10 Tipps zur rechtssicheren Nutzung sozialer Medien durch Arbeitnehmer

Die Nutzung sozialer Medien hat längst auch Einzug in die Arbeitswelt gefunden. In bestimmten Bereichen sind Business-Plattformen wie Xing zu unverzichtbaren Kommunikationsmitteln geworden. Die soziale Vernetzung von Vertriebsmitarbeitern, die hierdurch Kundenkontakte schaffen und aufrechterhalten, stellt einen nicht zu unterschätzenden immateriellen Vermögenswert des Unternehmens dar. Die Web 2.0-Generation kommuniziert im Internet nicht nur als Privatperson, sondern wird direkt oder indirekt, bewusst oder unbewusst zum Repräsentanten des Arbeitgebers. Ihr Social-Media-Verhalten wirkt sich häufig auch auf das Bild des Unternehmens aus – positiv wie negativ. Zur Vermeidung von Nachteilen sind klare Regeln und eine Sensibilisierung von Mitarbeitern empfehlenswert.

Tipp 1: Vorsicht bei Berichten über Projekte für namentlich genannte Kunden

Für den Mitarbeiter kann es eine wertvolle Referenz darstellen, wenn im XING-Profil besondere Projekttätigkeiten unter namentlicher Nennung des Kunden des Arbeitgebers erwähnt werden (z.B. „Feb. 2013 bis heute: Strategieberatung Firma X, IT-Outsourcing“). Häufig wird es sich schon bei dieser Information um ein Betriebs- und Geschäftsgeheimnis sowohl des Arbeitgebers als auch des Kunden handeln. Denn zumeist haben Arbeitgeber und Kunde die Geheimhaltung vertraglich vereinbart. Der Verrat von Betriebs- oder Geschäftsgeheimnissen ist unter den Voraussetzungen des § 17 Abs. 2 UWG strafbar. Er kann den Arbeitgeber zudem zur fristlosen Kündigung berechtigen (LAG Berlin, Urt. v. 10.07.2013 - 16 Sa 545/03).

Tipp 2: Keine Verwendung von Kundenlisten zur Generierung von Kontakten im Businessprofil

Kundenlisten sind für viele Unternehmen ein zu Recht streng gehütetes Geheimnis. Für Mitbewerber sind sie eine dankbare Quelle zur Evaluierung des potentiellen Marktes. Sie können daher als Betriebs- und Geschäftsgeheimnis zu qualifizieren sein. Anders kann die Lage zu beurteilen sein, wenn der Vertriebsmitarbeiter seine Kontakte nicht im Rahmen seiner geschäftlichen Tätigkeit, sondern eher privat generiert und speichert (ArbG Hamburg, Urt. v. 24.01.2013 – 29 GA 2/13).

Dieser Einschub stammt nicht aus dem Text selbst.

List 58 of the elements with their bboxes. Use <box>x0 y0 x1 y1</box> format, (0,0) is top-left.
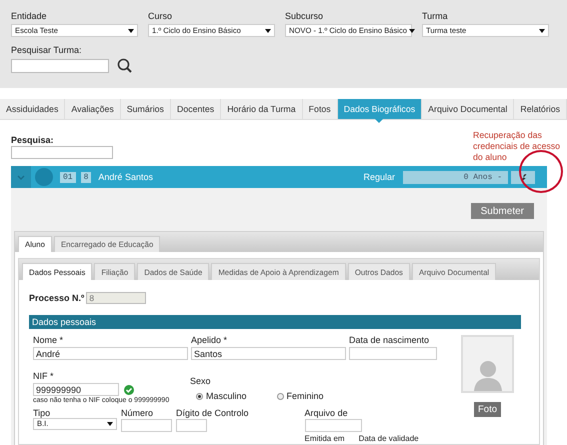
search-icon <box>117 58 132 73</box>
wrench-button[interactable] <box>511 170 535 184</box>
radio-button[interactable] <box>196 392 203 400</box>
field-label: Data de validade <box>358 434 419 444</box>
number-field[interactable] <box>121 419 172 432</box>
highlight-circle <box>519 150 563 193</box>
caret-icon <box>107 422 113 426</box>
search-label: Pesquisa: <box>11 135 55 145</box>
tab[interactable]: Relatórios <box>514 99 567 119</box>
filter-label: Subcurso <box>285 11 324 22</box>
field-label: Data de nascimento <box>349 335 430 345</box>
check-digit-field[interactable] <box>176 419 207 432</box>
field-label: Tipo <box>33 408 52 418</box>
birth-date-field[interactable] <box>349 347 437 360</box>
section-header: Dados pessoais <box>29 315 521 329</box>
avatar-circle <box>35 168 53 186</box>
field-label: Emitida em <box>304 434 345 444</box>
caret-icon <box>265 28 271 32</box>
surname-field[interactable]: Santos <box>191 347 346 360</box>
tab[interactable]: Arquivo Documental <box>422 99 514 119</box>
caret-icon <box>409 28 415 32</box>
process-number: 8 <box>80 172 92 182</box>
name-field[interactable]: André <box>33 347 188 360</box>
process-label: Processo N.º <box>29 293 84 303</box>
age-field: 0 Anos - <box>403 170 508 184</box>
class-search-field[interactable] <box>11 58 109 72</box>
student-status: Regular <box>363 172 395 182</box>
field-label: Sexo <box>190 376 212 386</box>
search-field[interactable] <box>11 146 113 159</box>
search-label: Pesquisar Turma: <box>11 45 83 56</box>
field-label: Número <box>121 408 154 418</box>
radio-label: Masculino <box>206 391 247 401</box>
radio-label: Feminino <box>286 391 324 401</box>
caret-icon <box>128 28 134 32</box>
submit-button[interactable]: Submeter <box>470 203 534 219</box>
caret-icon <box>539 28 545 32</box>
field-label: Arquivo de <box>304 408 349 418</box>
field-label: Nome * <box>33 335 64 345</box>
tab[interactable]: Assiduidades <box>0 99 66 119</box>
student-number: 01 <box>60 172 76 182</box>
tab[interactable]: Horário da Turma <box>221 99 303 119</box>
filter-label: Turma <box>422 11 449 22</box>
student-name: André Santos <box>98 172 154 182</box>
radio-button[interactable] <box>276 392 284 400</box>
process-field: 8 <box>86 292 146 304</box>
field-label: NIF * <box>33 371 55 381</box>
field-label: Dígito de Controlo <box>176 408 249 418</box>
photo-button[interactable]: Foto <box>474 402 501 417</box>
filter-label: Curso <box>148 11 174 22</box>
tab[interactable]: Docentes <box>170 99 222 119</box>
annotation-text: Recuperação das credenciais de acesso do aluno <box>473 130 562 163</box>
nif-field[interactable]: 999999990 <box>33 383 119 396</box>
archive-field[interactable] <box>304 419 362 432</box>
field-label: Apelido * <box>191 335 228 345</box>
chevron-icon <box>17 174 25 180</box>
filter-label: Entidade <box>11 11 48 22</box>
tab[interactable]: Avaliações <box>65 99 121 119</box>
tab[interactable]: Sumários <box>120 99 171 119</box>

Tipp 3: Keine Beleidigung des Arbeitgebers/Unternehmens auf facebook, Twitter & Co

Das sollte eigentlich eine Selbstverständlichkeit sein. Auch Unternehmen können beleidigt werden, da sie in der Regel eine rechtlich anerkannte wirtschaftliche Funktion erfüllen und einen einheitlichen Willen bilden können. Zugunsten des Arbeitnehmers ist nach der Rechtsprechung zwar häufig die Meinungsfreiheit des Arbeitnehmers aus Art. 5 Abs. 1 GG zu berücksichtigen. Auf diese kann sich der Mitarbeiter jedoch nicht berufen, wenn sogenannte Schmähkritik, Formalbeleidigungen oder verleumderische Aussagen über Social Media verbreitet werden. Dazu dürfte die Bezeichnung des Arbeitgebers als „Drecksladen“ (ArbG Bochum, Bochum, Urt. v. 09.02.2012 – 3 CA 1203/11) und „Scheißhaufen“ (ArbG Hagen, Urt. v. 16.05.2012 – 2 Ca 2597/11) wohl gehören.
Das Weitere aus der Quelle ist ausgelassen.